As any concerned mother would do, my parents gave me several calls (18), left several messages (9), drove up an hour to Denton to find me and even filed a missing person report with the police. So while I obliviously sat in my room talking to friends and watching the homecoming game, it seemed the whole world was looking for me. A buzz began to stir in the dorm when there were police officers roaming through the whole building. Everyone they came across was asked the same question: “Are you Brett McCormick? Are you Brett McCormick!?” By the time they found me I was on my way to get my phone from my car, 3 hours after I had gotten back to the dorms.

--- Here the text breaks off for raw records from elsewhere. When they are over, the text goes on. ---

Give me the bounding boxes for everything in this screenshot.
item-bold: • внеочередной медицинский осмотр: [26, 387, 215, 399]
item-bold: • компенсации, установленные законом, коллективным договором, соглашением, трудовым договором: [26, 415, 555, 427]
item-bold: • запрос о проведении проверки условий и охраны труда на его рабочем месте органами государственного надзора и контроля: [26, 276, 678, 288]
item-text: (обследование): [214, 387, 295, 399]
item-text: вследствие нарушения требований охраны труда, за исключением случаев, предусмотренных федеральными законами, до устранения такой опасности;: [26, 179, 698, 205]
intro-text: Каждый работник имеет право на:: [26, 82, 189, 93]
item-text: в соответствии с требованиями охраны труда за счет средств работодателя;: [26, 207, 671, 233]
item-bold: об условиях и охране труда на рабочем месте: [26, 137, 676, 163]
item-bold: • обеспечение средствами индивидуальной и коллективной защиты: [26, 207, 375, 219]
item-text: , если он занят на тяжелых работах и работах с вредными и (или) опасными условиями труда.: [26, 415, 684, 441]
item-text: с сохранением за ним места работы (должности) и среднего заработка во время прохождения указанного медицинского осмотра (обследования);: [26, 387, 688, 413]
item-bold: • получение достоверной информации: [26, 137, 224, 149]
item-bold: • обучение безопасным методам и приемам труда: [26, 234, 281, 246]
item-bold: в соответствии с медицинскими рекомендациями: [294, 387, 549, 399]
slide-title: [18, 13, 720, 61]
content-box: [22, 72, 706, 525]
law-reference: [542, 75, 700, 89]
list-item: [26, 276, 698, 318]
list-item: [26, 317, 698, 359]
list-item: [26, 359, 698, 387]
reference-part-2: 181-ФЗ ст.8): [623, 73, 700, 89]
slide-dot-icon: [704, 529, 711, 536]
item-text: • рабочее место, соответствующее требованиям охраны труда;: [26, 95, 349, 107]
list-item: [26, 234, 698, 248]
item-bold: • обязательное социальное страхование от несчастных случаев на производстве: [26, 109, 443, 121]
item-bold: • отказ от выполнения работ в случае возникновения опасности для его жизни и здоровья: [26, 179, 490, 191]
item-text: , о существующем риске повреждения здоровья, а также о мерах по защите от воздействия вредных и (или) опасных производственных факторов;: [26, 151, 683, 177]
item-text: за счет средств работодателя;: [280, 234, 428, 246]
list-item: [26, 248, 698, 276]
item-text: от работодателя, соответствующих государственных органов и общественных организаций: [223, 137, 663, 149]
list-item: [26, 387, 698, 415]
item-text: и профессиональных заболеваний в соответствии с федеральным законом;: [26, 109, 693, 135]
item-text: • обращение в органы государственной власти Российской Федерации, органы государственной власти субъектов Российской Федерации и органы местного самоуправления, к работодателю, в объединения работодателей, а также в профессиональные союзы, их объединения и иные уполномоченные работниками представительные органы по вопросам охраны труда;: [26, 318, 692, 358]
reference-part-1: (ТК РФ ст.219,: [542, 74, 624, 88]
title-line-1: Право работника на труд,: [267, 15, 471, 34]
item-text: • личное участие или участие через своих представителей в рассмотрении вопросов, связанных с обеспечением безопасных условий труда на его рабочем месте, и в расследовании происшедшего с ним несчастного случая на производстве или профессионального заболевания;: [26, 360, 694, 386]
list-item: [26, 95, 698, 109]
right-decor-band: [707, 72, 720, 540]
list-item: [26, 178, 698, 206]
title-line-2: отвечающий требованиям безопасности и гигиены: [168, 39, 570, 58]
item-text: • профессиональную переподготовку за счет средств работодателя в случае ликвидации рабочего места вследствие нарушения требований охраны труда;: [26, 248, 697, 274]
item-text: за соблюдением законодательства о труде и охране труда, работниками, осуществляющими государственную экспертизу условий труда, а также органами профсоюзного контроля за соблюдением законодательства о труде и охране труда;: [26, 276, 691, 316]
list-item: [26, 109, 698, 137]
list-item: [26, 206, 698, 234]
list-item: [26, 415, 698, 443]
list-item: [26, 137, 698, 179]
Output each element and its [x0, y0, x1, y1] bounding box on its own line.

A few of my friends looked pretty freaked out as they watched the police question me, take my ID, walk me downstairs… In the end everything was fine, except my mother was in tears and I had quite a bit of explaining to do. When I say explaining though, I mean explaining to my parents that I’m an adult and I can fend for myself! Whether they choose to believe me or not is up to them. Just think though, what if I lived in Florida or Washington? That’s a lot of trouble to go through just to find out their son left his phone in the car! Interesting that in the past decade or two, we went from no cell phones, to entirely depending on them for everything, including the safety of others. I wonder what the next great life-saving (or irritating!) invention will be!

Tuesday, October 20, 2009

Hello World!

So this is what blogging feels like. I feel as though I've started writing a log in my diary, only it's on the web. I think I'll call it a web log, or blog for short. I'd like to know what the first blogger was thinking when he (or she!) made the first blog... I bet it was a sour journalist who once was an honest reporter, turned bitter by a newspaper or the MSM (mainstream media). Thereon said journalist decided to plot the demise of "journalism" as we know it, and created blogs.

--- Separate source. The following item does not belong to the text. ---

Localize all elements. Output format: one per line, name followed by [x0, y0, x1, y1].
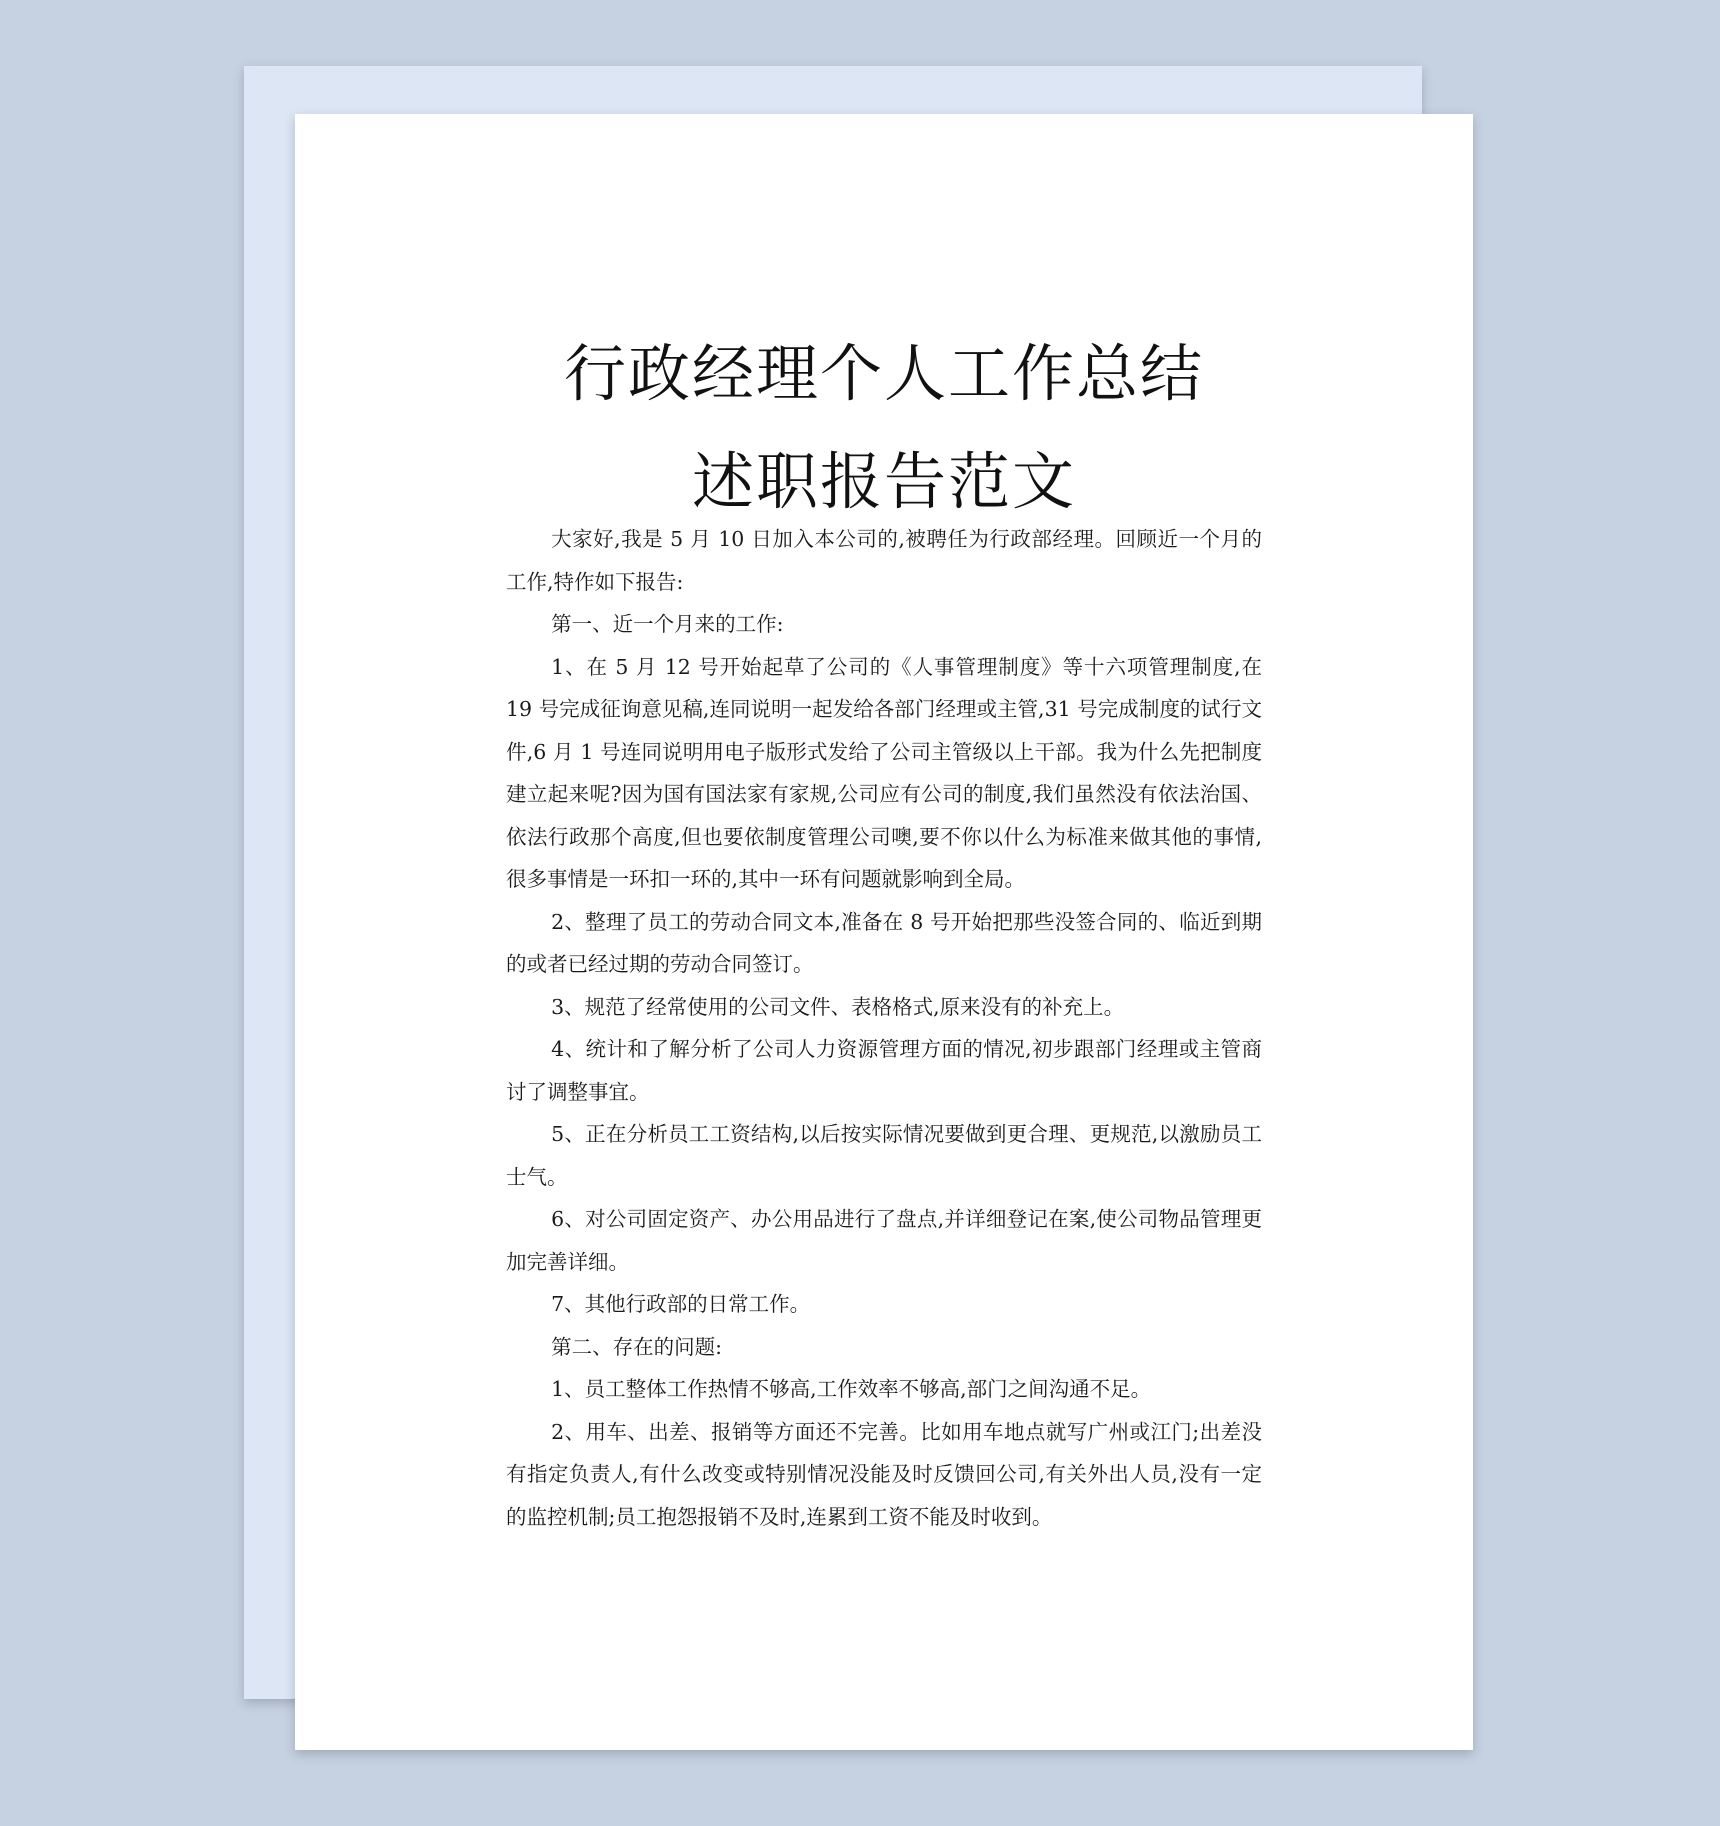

All kidding aside, I'm excited to be writing for UNT’s College of Engineering! I'm writing this from my HTC hero, the culmination of engineering efforts through the past century. Okay okay, so the Hero isn't the only Smartphone out there, but let's be honest, it is the best ;). When you look at Alexander Graham Bell's first telephone and compare it to the phones of today and tomorrow, you'll see how far we've come. The first photograph was snapped in the 1800s, the first phone call was made in the 1870s, 1900 was the dawn of radio broadcast, the World War II era brought electronic computers, the internet was born around the 1960s, and cell phone networks took off in the 1970s.

So why the history lesson? Let's put this in perspective. Engineers over the past two centuries have proven to be the most robust and clever scientists in history. In fact, the terms "scientist" and "engineer" go hand in hand. Every single invention I mentioned just now was born out of the hands of capable engineers, and was the result of opportunities and creativity that people are capable of. America in particular is responsible for a large portion of these inventions!

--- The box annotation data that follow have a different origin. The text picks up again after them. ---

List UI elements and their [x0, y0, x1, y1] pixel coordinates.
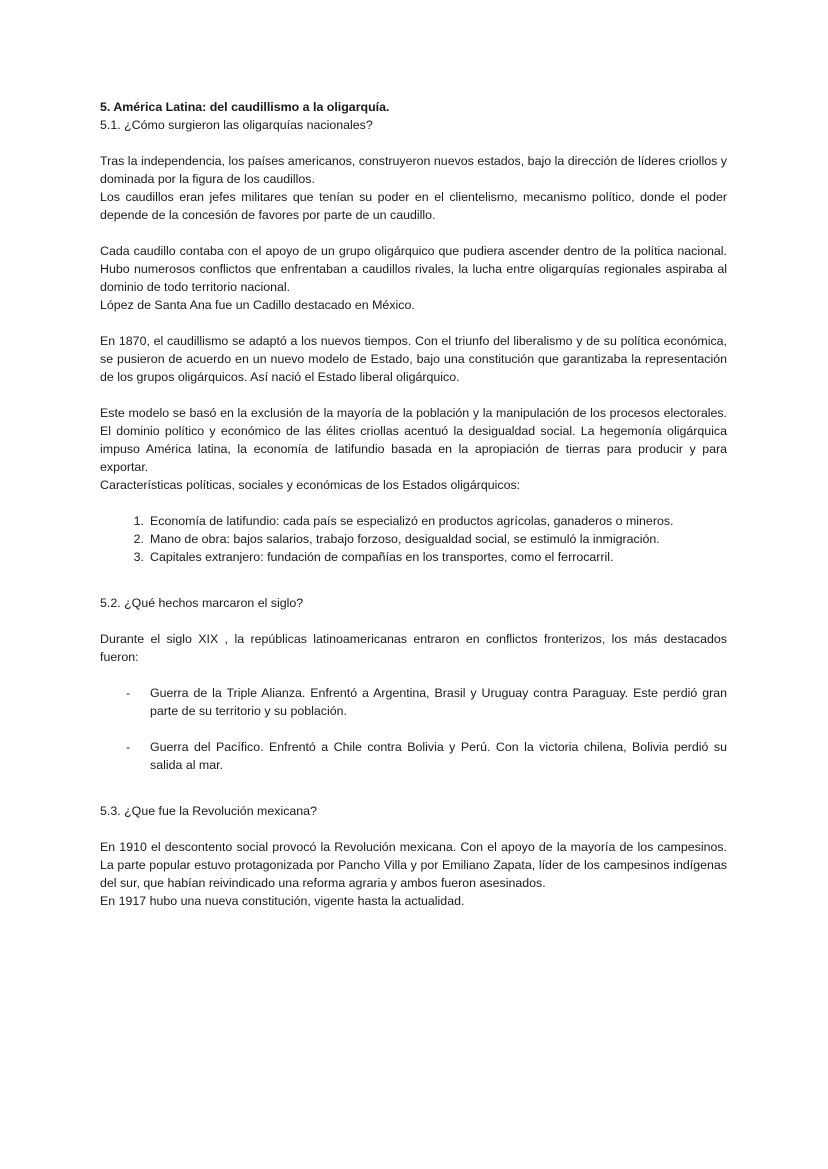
list-number: 1.: [133, 514, 144, 528]
list-item: [133, 512, 727, 530]
list-item: [126, 684, 727, 720]
paragraph-constitucion-1917: En 1917 hubo una nueva constitución, vigente hasta la actualidad.: [100, 894, 465, 908]
dash-bullet: -: [126, 686, 131, 700]
paragraph-modelo: Este modelo se basó en la exclusión de la mayoría de la población y la manipulación de los procesos electorales. El dominio político y económico de las élites criollas acentuó la desigualdad social. La hegemonía oligárquica impuso América latina, la economía de latifundio basada en la apropiación de tierras para producir y para exportar.: [100, 406, 727, 474]
paragraph-1870: En 1870, el caudillismo se adaptó a los nuevos tiempos. Con el triunfo del liberalismo y de su política económica, se pusieron de acuerdo en un nuevo modelo de Estado, bajo una constitución que garantizaba la representación de los grupos oligárquicos. Así nació el Estado liberal oligárquico.: [100, 334, 727, 384]
list-item-text: Guerra del Pacífico. Enfrentó a Chile contra Bolivia y Perú. Con la victoria chilena, Bolivia perdió su salida al mar.: [150, 740, 727, 772]
paragraph-grupo-oligarquico: Cada caudillo contaba con el apoyo de un grupo oligárquico que pudiera ascender dentro de la política nacional. Hubo numerosos conflictos que enfrentaban a caudillos rivales, la lucha entre oligarquías regionales aspiraba al dominio de todo territorio nacional.: [100, 244, 727, 294]
list-item-text: Mano de obra: bajos salarios, trabajo forzoso, desigualdad social, se estimuló la inmigración.: [150, 532, 660, 546]
section-heading-5-3: 5.3. ¿Que fue la Revolución mexicana?: [100, 804, 317, 818]
list-item: [133, 530, 727, 548]
paragraph-independencia: Tras la independencia, los países americanos, construyeron nuevos estados, bajo la dirección de líderes criollos y dominada por la figura de los caudillos.: [100, 154, 727, 186]
paragraph-caudillos: Los caudillos eran jefes militares que tenían su poder en el clientelismo, mecanismo político, donde el poder depende de la concesión de favores por parte de un caudillo.: [100, 190, 727, 222]
list-spacer: [150, 720, 727, 738]
list-number: 3.: [133, 550, 144, 564]
list-item-text: Guerra de la Triple Alianza. Enfrentó a Argentina, Brasil y Uruguay contra Paraguay. Este perdió gran parte de su territorio y su población.: [150, 686, 727, 718]
conflictos-list: [100, 684, 727, 774]
section-heading-5-2: 5.2. ¿Qué hechos marcaron el siglo?: [100, 596, 304, 610]
list-item-text: Economía de latifundio: cada país se especializó en productos agrícolas, ganaderos o mineros.: [150, 514, 674, 528]
list-item-text: Capitales extranjero: fundación de compañías en los transportes, como el ferrocarril.: [150, 550, 614, 564]
section-heading-5-1: 5.1. ¿Cómo surgieron las oligarquías nacionales?: [100, 118, 373, 132]
paragraph-siglo-xix: Durante el siglo XIX , la repúblicas latinoamericanas entraron en conflictos fronterizos, los más destacados fueron:: [100, 632, 727, 664]
document-page: [100, 98, 727, 910]
list-number: 2.: [133, 532, 144, 546]
paragraph-santa-ana: López de Santa Ana fue un Cadillo destacado en México.: [100, 298, 415, 312]
dash-bullet: -: [126, 740, 131, 754]
paragraph-revolucion: En 1910 el descontento social provocó la Revolución mexicana. Con el apoyo de la mayoría de los campesinos. La parte popular estuvo protagonizada por Pancho Villa y por Emiliano Zapata, líder de los campesinos indígenas del sur, que habían reivindicado una reforma agraria y ambos fueron asesinados.: [100, 840, 727, 890]
caracteristicas-list: [100, 512, 727, 566]
list-item: [133, 548, 727, 566]
list-item: [126, 738, 727, 774]
document-title: 5. América Latina: del caudillismo a la oligarquía.: [100, 100, 390, 114]
paragraph-caracteristicas-intro: Características políticas, sociales y económicas de los Estados oligárquicos:: [100, 478, 521, 492]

Still not excited about engineering?? Let me ask you: what are you wearing? How are you reading this? What are you carrying with you? Who is Brett McCormick? All of those things have one thing in common: they all have roots in engineering. On a side note, this HTC has some god-like spell check. Yeah you thought I was kidding about writing this whole thing on my phone. Well I wasn't :P The fact that it knows I meant “Engineering” instead of “Engubrreumg” is pretty astounding. I won’t be writing any of my blog entries on my iPod Touch.